Il se demande tout à coup, comme chaque matin, comme chaque soir, pourquoi ces godasses puent la merde, c’est inexplicable,
tu as beau les rincer dans les flaques d’eau que tu croises, les frotter aux touffes herbeuses qui crissent, rien n’y fait,
il n’y a pourtant pas tant de chiens ou de bêtes sauvages, pas tant, dans ces hauteurs de cailloux saupoudrées de chênes verts, de pins et d’épineux où la pluie laisse une fine boue claire et un parfum de silex, pas de merde, et il lui serait facile de croire que c’est tout le pays qui remugle, depuis la mer, les collines d’orangers puis d’oliviers jusqu’au fin fond des montagnes, de ces montagnes, voire lui-même, sa propre odeur, pas celle des chaussures, mais il ne peut s’y résoudre et balance les godillots contre le bord de la ravine qui le dissimule du sentier, un peu plus haut dans la pente.
Il s’allonge sur le dos à même les graviers, soupire, le ciel est violacé, les lueurs du couchant éclairent par en dessous des nuages rapides, une toile, un écran pour un feu d’artifice. Le printemps est presque là et avec lui s’annoncent les pluies souvent torrentielles qui transforment les montagnes en bidons percés par des balles, dégorgeant du moindre creux une source puissante, quand l’air sent le thym et les fleurs des fruitiers, flocons blancs répandus entre les murets par la violence de l’averse. Ce serait bien le diable qu’il se mette à pleuvoir maintenant. En même temps ça laverait les bottines. Les galoches, le treillis, les chaussettes, dont les deux paires qu’il possède sont tout aussi rigides, cartonnées, délabrées. La trahison commence par le corps.

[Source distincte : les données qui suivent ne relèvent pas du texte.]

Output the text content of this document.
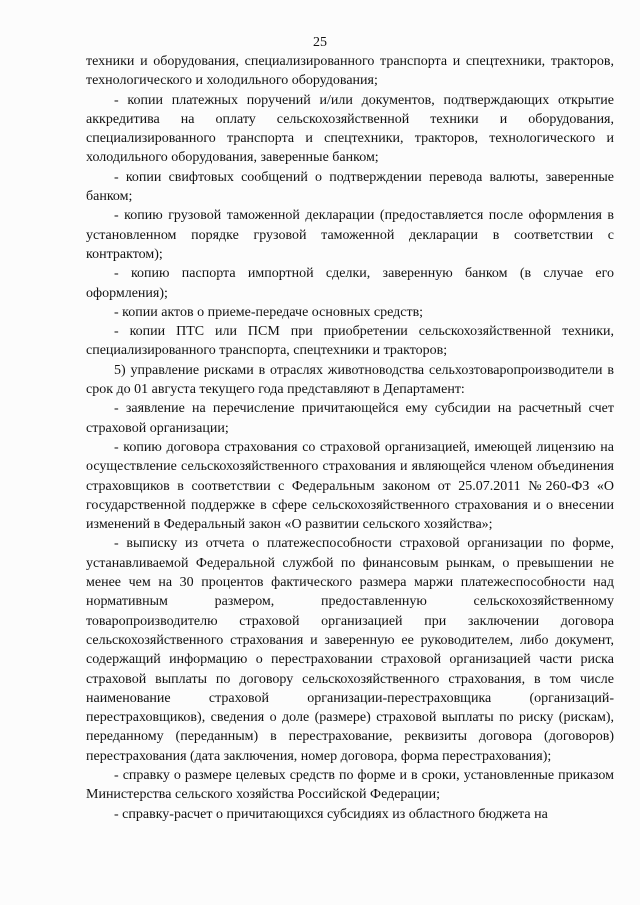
25

техники и оборудования, специализированного транспорта и спецтехники, тракторов, технологического и холодильного оборудования;

- копии платежных поручений и/или документов, подтверждающих открытие аккредитива на оплату сельскохозяйственной техники и оборудования, специализированного транспорта и спецтехники, тракторов, технологического и холодильного оборудования, заверенные банком;

- копии свифтовых сообщений о подтверждении перевода валюты, заверенные банком;

- копию грузовой таможенной декларации (предоставляется после оформления в установленном порядке грузовой таможенной декларации в соответствии с контрактом);

- копию паспорта импортной сделки, заверенную банком (в случае его оформления);

- копии актов о приеме-передаче основных средств;

- копии ПТС или ПСМ при приобретении сельскохозяйственной техники, специализированного транспорта, спецтехники и тракторов;

5) управление рисками в отраслях животноводства сельхозтоваропроизводители в срок до 01 августа текущего года представляют в Департамент:

- заявление на перечисление причитающейся ему субсидии на расчетный счет страховой организации;

- копию договора страхования со страховой организацией, имеющей лицензию на осуществление сельскохозяйственного страхования и являющейся членом объединения страховщиков в соответствии с Федеральным законом от 25.07.2011 №260-ФЗ «О государственной поддержке в сфере сельскохозяйственного страхования и о внесении изменений в Федеральный закон «О развитии сельского хозяйства»;

- выписку из отчета о платежеспособности страховой организации по форме, устанавливаемой Федеральной службой по финансовым рынкам, о превышении не менее чем на 30 процентов фактического размера маржи платежеспособности над нормативным размером, предоставленную сельскохозяйственному товаропроизводителю страховой организацией при заключении договора сельскохозяйственного страхования и заверенную ее руководителем, либо документ, содержащий информацию о перестраховании страховой организацией части риска страховой выплаты по договору сельскохозяйственного страхования, в том числе наименование страховой организации-перестраховщика (организаций-перестраховщиков), сведения о доле (размере) страховой выплаты по риску (рискам), переданному (переданным) в перестрахование, реквизиты договора (договоров) перестрахования (дата заключения, номер договора, форма перестрахования);

- справку о размере целевых средств по форме и в сроки, установленные приказом Министерства сельского хозяйства Российской Федерации;

- справку-расчет о причитающихся субсидиях из областного бюджета на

tu ne t’es pas lavé depuis quand ?
Quatre jours que tu marches près des crêtes pour éviter les villages,
la dernière eau dont tu t’es aspergé sentait l’essence et laissait la peau grasse,
tu es bien loin de la pureté, seul sous le ciel à lorgner les comètes.
La faim le force à se redresser et avaler sans plaisir trois biscuits militaires, les derniers, des plaques brunes et dures, sans doute un mélange de sciure et de colle de vieille jument ; il maudit un instant la guerre et les soldats,
tu es encore l’un des leurs, tu portes toujours des armes, des munitions et des souvenirs de guerre,
tu pourrais cacher le fusil et les cartouches dans un coin et devenir un mendiant, laisser le couteau aussi, les mendiants n’ont pas de poignard,
les godillots à l’odeur de merde et aller pieds nus,
la veste couleur de misère et aller torse nu,
le repas achevé il boit le fond de sa gourde et joue à pisser le plus loin possible vers la vallée.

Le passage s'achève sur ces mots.